More importantly, plaintiff states that he did not certify this case as active because he was given no notice of the pending dismissal.
Pennsylvania Rule of Judicial Administration 1901(c) requires that before a matter may be terminated for excessive inactivity, the parties must be given notice of opportunity for a hearing, on the termination either in person, by mail or by publication.2
In Taylor v. Oxford Land Inc., 338 Pa. Super. 609, 488 A.2d 59 (1985); petition for appeal granted, 508 Pa. 425, 498 A.2d 833 (1985), the Superior *646Court reinstated a case dismissed under the Allegheny County local rule which automatically terminated a dormant matter.

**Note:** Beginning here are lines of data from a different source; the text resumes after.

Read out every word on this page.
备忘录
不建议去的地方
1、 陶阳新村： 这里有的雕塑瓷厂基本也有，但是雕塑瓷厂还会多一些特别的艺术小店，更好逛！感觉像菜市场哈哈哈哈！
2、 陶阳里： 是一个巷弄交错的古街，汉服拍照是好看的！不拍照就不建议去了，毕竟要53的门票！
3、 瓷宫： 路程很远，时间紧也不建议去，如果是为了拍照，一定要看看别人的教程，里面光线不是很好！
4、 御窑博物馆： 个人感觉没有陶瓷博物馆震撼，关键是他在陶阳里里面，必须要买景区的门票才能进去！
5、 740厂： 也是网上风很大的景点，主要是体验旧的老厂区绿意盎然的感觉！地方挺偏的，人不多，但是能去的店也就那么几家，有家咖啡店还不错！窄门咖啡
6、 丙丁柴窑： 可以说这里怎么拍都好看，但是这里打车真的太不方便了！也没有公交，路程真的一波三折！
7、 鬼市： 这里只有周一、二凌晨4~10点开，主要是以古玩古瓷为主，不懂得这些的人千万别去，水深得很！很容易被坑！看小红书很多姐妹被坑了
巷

The court, in holding that Pa.R.J.A. 1901 required some form of preter-mination notice, wrote:
“As we understand it, the 30 days prior notice may be given periodically, by the trial court’s entry of an order or adoption of a general, rule providing for the 'publication of a list of cases by name and docket number in which there has been no activity for a period in excess of two years. After such publication, those cases listed in the notice will then be considered terminated if no action is taken within the 30 days provided. Such an interpretation thus gives meaning to both the rule and the comment.” Id. at 614-615, 488 A.2d at 62 (Emphasis added.)

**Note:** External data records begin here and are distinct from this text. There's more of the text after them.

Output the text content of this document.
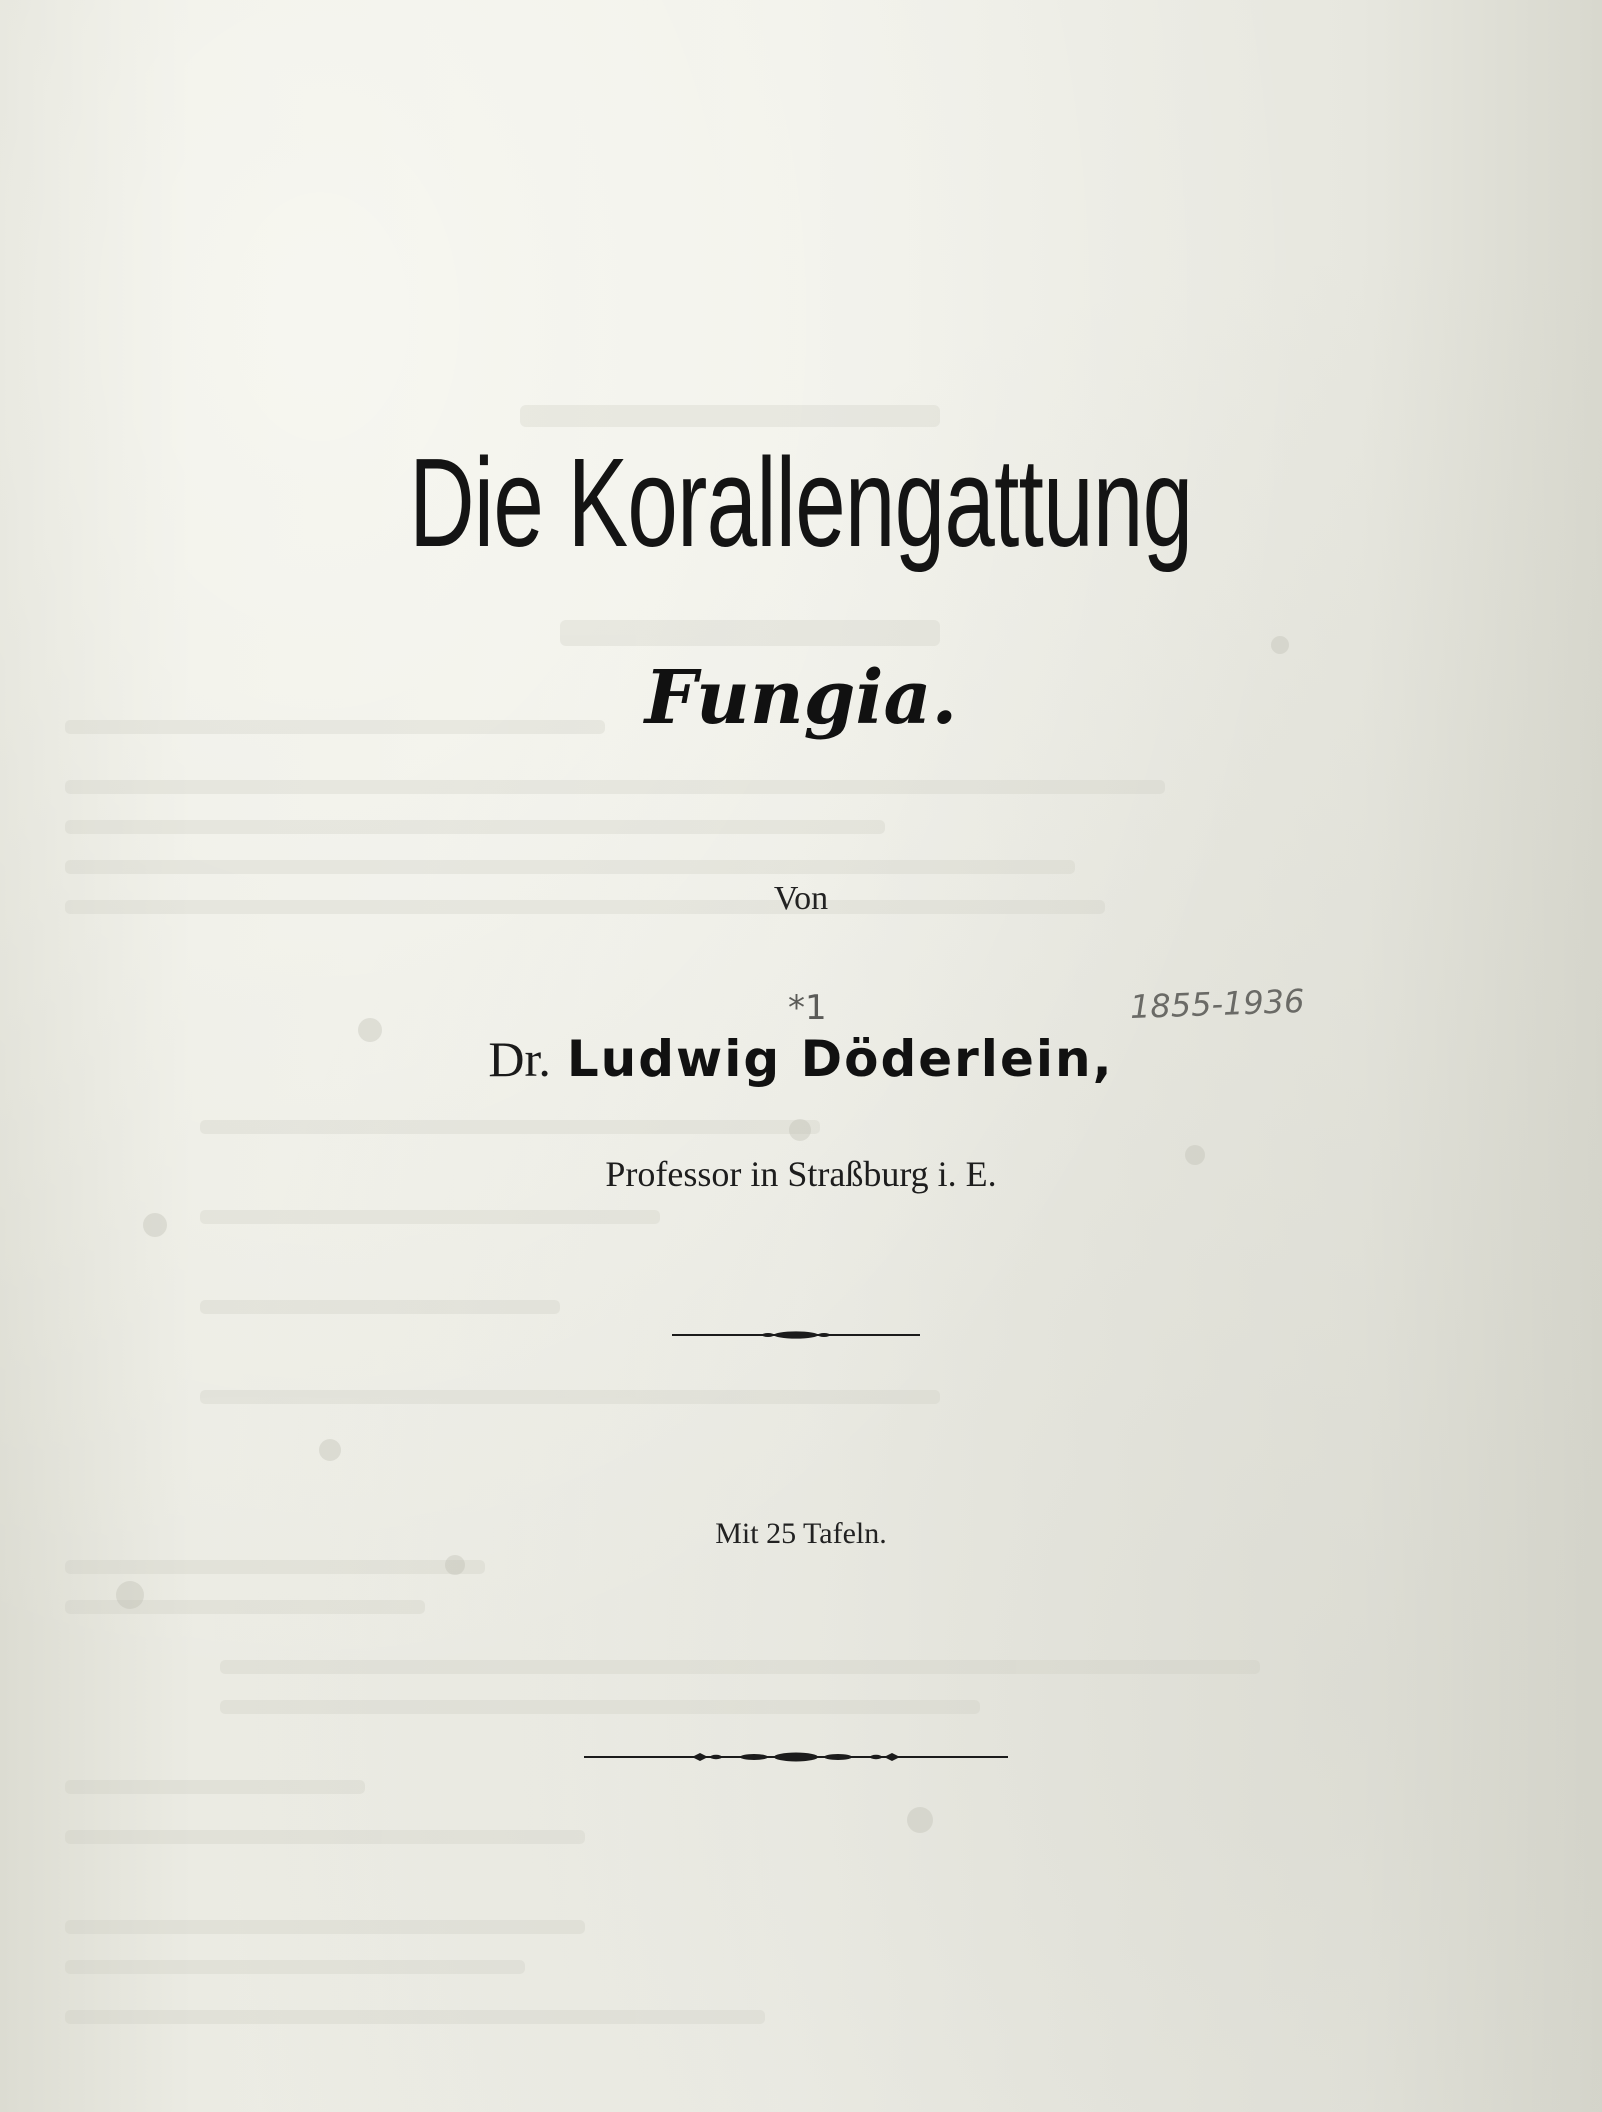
Die Korallengattung
Fungia.
Von
*1	1855-1936
Dr. Ludwig Döderlein,
Professor in Straßburg i. E.
Mit 25 Tafeln.
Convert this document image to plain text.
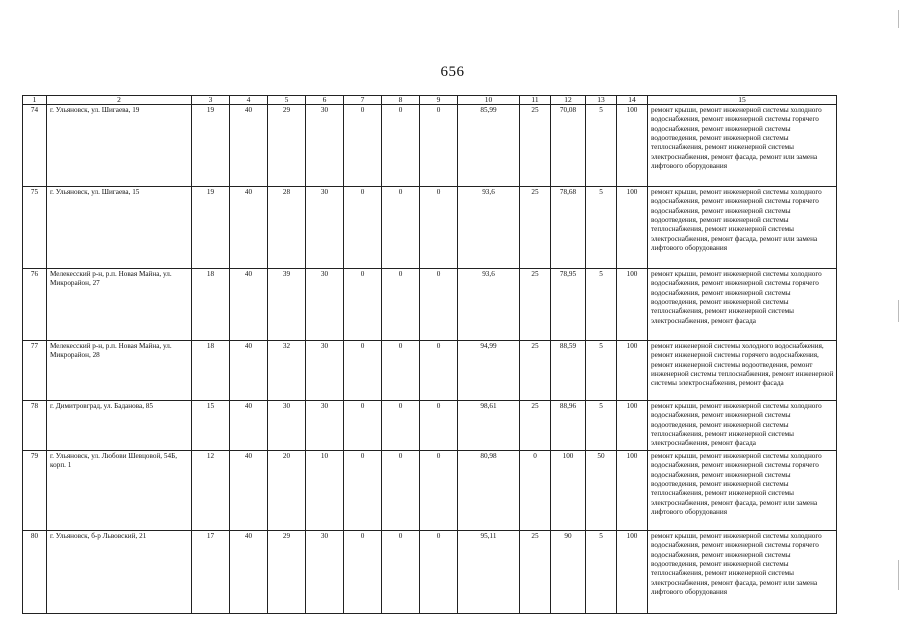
656
1	2	3	4	5	6	7	8	9	10	11	12	13	14	15
74	г. Ульяновск, ул. Шигаева, 19	19	40	29	30	0	0	0	85,99	25	70,08	5	100	ремонт крыши, ремонт инженерной системы холодного водоснабжения, ремонт инженерной системы горячего водоснабжения, ремонт инженерной системы водоотведения, ремонт инженерной системы теплоснабжения, ремонт инженерной системы электроснабжения, ремонт фасада, ремонт или замена лифтового оборудования
75	г. Ульяновск, ул. Шигаева, 15	19	40	28	30	0	0	0	93,6	25	78,68	5	100	ремонт крыши, ремонт инженерной системы холодного водоснабжения, ремонт инженерной системы горячего водоснабжения, ремонт инженерной системы водоотведения, ремонт инженерной системы теплоснабжения, ремонт инженерной системы электроснабжения, ремонт фасада, ремонт или замена лифтового оборудования
76	Мелекесский р-н, р.п. Новая Майна, ул. Микрорайон, 27	18	40	39	30	0	0	0	93,6	25	78,95	5	100	ремонт крыши, ремонт инженерной системы холодного водоснабжения, ремонт инженерной системы горячего водоснабжения, ремонт инженерной системы водоотведения, ремонт инженерной системы теплоснабжения, ремонт инженерной системы электроснабжения, ремонт фасада
77	Мелекесский р-н, р.п. Новая Майна, ул. Микрорайон, 28	18	40	32	30	0	0	0	94,99	25	88,59	5	100	ремонт инженерной системы холодного водоснабжения, ремонт инженерной системы горячего водоснабжения, ремонт инженерной системы водоотведения, ремонт инженерной системы теплоснабжения, ремонт инженерной системы электроснабжения, ремонт фасада
78	г. Димитровград, ул. Баданова, 85	15	40	30	30	0	0	0	98,61	25	88,96	5	100	ремонт крыши, ремонт инженерной системы холодного водоснабжения, ремонт инженерной системы водоотведения, ремонт инженерной системы теплоснабжения, ремонт инженерной системы электроснабжения, ремонт фасада
79	г. Ульяновск, ул. Любови Шевцовой, 54Б, корп. 1	12	40	20	10	0	0	0	80,98	0	100	50	100	ремонт крыши, ремонт инженерной системы холодного водоснабжения, ремонт инженерной системы горячего водоснабжения, ремонт инженерной системы водоотведения, ремонт инженерной системы теплоснабжения, ремонт инженерной системы электроснабжения, ремонт фасада, ремонт или замена лифтового оборудования
80	г. Ульяновск, б-р Львовский, 21	17	40	29	30	0	0	0	95,11	25	90	5	100	ремонт крыши, ремонт инженерной системы холодного водоснабжения, ремонт инженерной системы горячего водоснабжения, ремонт инженерной системы водоотведения, ремонт инженерной системы теплоснабжения, ремонт инженерной системы электроснабжения, ремонт фасада, ремонт или замена лифтового оборудования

The notice as published in The Chester County Law Reporter in this case is insufficient. No list of cases by name or docket number appeared. It is true that a list of idle cases existed elsewhere. However, to give proper meaning to the rule, the prothonotary must do more than extend an open invitation to all potential dismissees to come to her office and see what files are in danger. The notice must be specific.3
The notice here was inadequate. Since plaintiff has adequately excused his inactivity, we
*647ORDER
And now, this June 9, 1986, this action is reinstated as an active case.

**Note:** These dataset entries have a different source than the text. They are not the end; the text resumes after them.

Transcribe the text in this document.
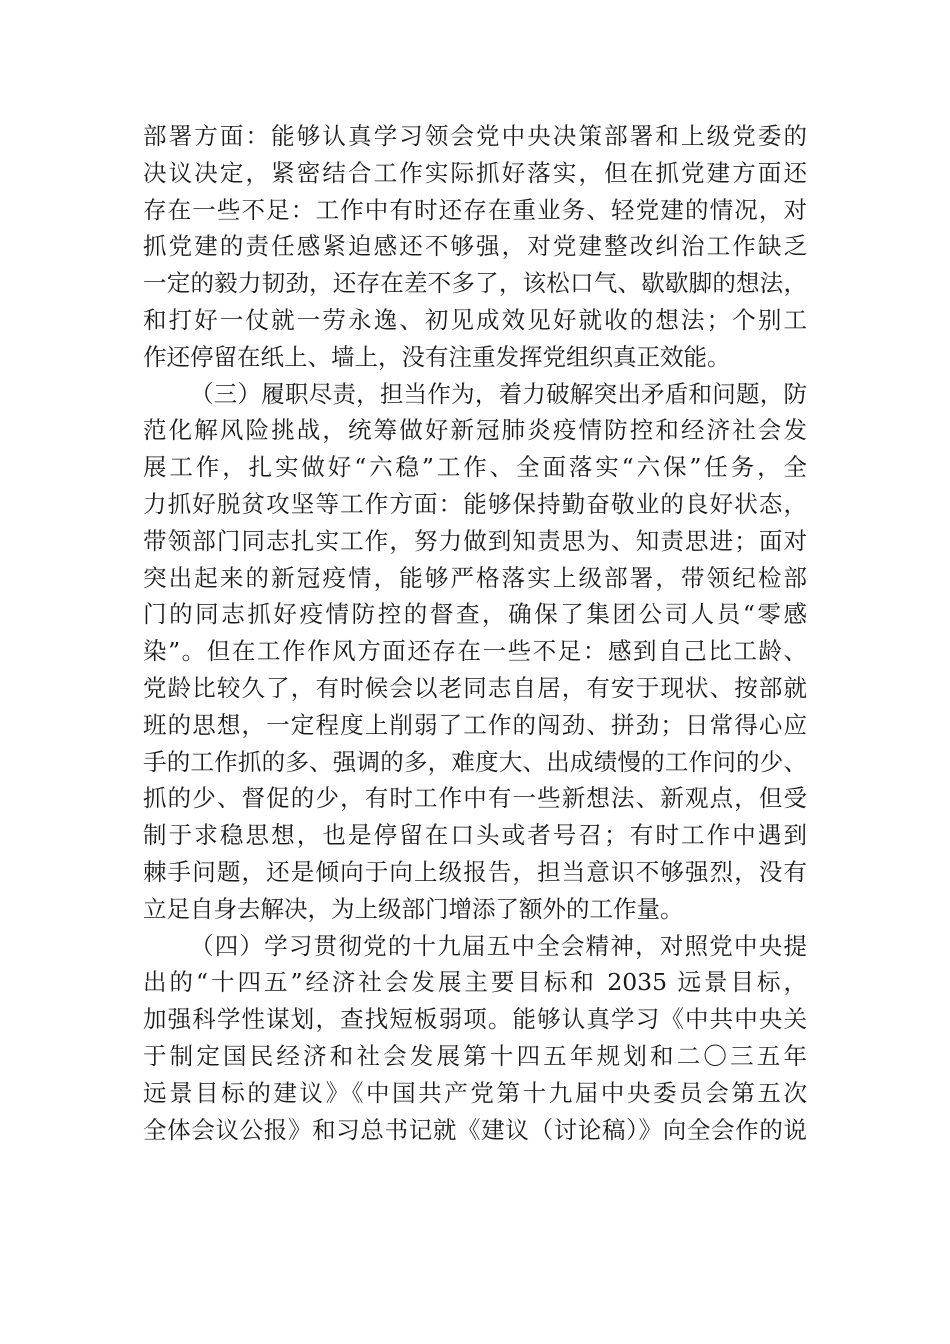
部署方面：能够认真学习领会党中央决策部署和上级党委的
决议决定，紧密结合工作实际抓好落实，但在抓党建方面还
存在一些不足：工作中有时还存在重业务、轻党建的情况，对
抓党建的责任感紧迫感还不够强，对党建整改纠治工作缺乏
一定的毅力韧劲，还存在差不多了，该松口气、歇歇脚的想法，
和打好一仗就一劳永逸、初见成效见好就收的想法；个别工
作还停留在纸上、墙上，没有注重发挥党组织真正效能。
（三）履职尽责，担当作为，着力破解突出矛盾和问题，防
范化解风险挑战，统筹做好新冠肺炎疫情防控和经济社会发
展工作，扎实做好“六稳”工作、全面落实“六保”任务，全
力抓好脱贫攻坚等工作方面：能够保持勤奋敬业的良好状态，
带领部门同志扎实工作，努力做到知责思为、知责思进；面对
突出起来的新冠疫情，能够严格落实上级部署，带领纪检部
门的同志抓好疫情防控的督查，确保了集团公司人员“零感
染”。但在工作作风方面还存在一些不足：感到自己比工龄、
党龄比较久了，有时候会以老同志自居，有安于现状、按部就
班的思想，一定程度上削弱了工作的闯劲、拼劲；日常得心应
手的工作抓的多、强调的多，难度大、出成绩慢的工作问的少、
抓的少、督促的少，有时工作中有一些新想法、新观点，但受
制于求稳思想，也是停留在口头或者号召；有时工作中遇到
棘手问题，还是倾向于向上级报告，担当意识不够强烈，没有
立足自身去解决，为上级部门增添了额外的工作量。
（四）学习贯彻党的十九届五中全会精神，对照党中央提
出的“十四五”经济社会发展主要目标和 2035 远景目标，
加强科学性谋划，查找短板弱项。能够认真学习《中共中央关
于制定国民经济和社会发展第十四五年规划和二〇三五年
远景目标的建议》《中国共产党第十九届中央委员会第五次
全体会议公报》和习总书记就《建议（讨论稿）》向全会作的说
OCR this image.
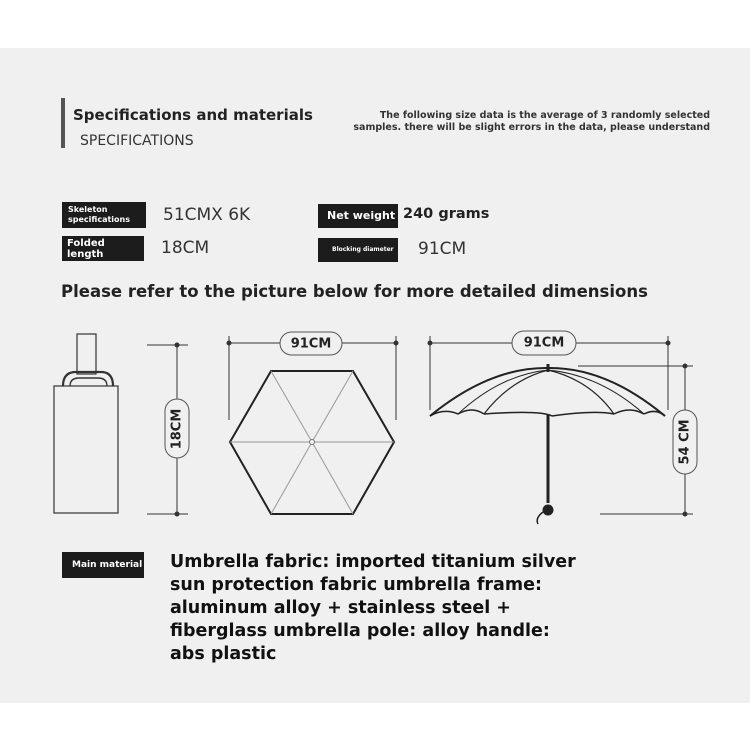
Specifications and materials
SPECIFICATIONS
The following size data is the average of 3 randomly selected
samples. there will be slight errors in the data, please understand
Skeleton
specifications	51CMX 6K	Net weight 240 grams
Folded
length	18CM	Blocking diameter 91CM
Please refer to the picture below for more detailed dimensions
18CM
91CM	91CM
54 CM
Main material Umbrella fabric: imported titanium silver
sun protection fabric umbrella frame:
aluminum alloy + stainless steel +
fiberglass umbrella pole: alloy handle:
abs plastic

. The petition was filed March 17, 1986, within two months of plaintiff’s discovery of the dismissal. Cf. International Telephone and Telegraph Corporation v. Philadelphia Electric Co., supra (two-year delay in filing petition is not *645timely); Matyas v. Albert Einstein Medical Center, 225 Pa. Super. 230, 310 A.2d 301 (1973) (five-year delay is not timely).
. Rule 1901(c) provides:
“Minimum standards. Before any order terminating a matter on the ground of unreasonable inactivity is entered, the parties shall be given at least 30 days’ written notice of opportunity for hearing on such proposed termination, which notice shall be given:
(1) In person or by mail to the last address of record of the parties or their counsel of record and setting forth a brief identification of the matter to be terminated; or
(2) By publication in the manner provided by rule of court in the legal newspaper designated by rule of court for the publication of legal notices in any case where notice by mail cannot be given or has been returned undelivered or where the docket of the matter shows no evidence of activity during the previous two years. Any matter terminated after notice by publication pursuant to this paragraph may be reinstated by the court after dismissal upon written application for good cause shown.” Pa.R.J.A. 1901(c).
. Under the new local practice, the prothonotary must give notice by mail that the inactive matter is subject to dismissal. See C.C.R.C.P. 249.2.
The old rule, C.C.R.C.P. 214.4(b) allowed for the general publishing of the need to certify a case as active where “it is unduly burdensome to research the captions, parties and mailing address.” Here, the attorneys were present throughout. It does not appear burdensome to give individual notice.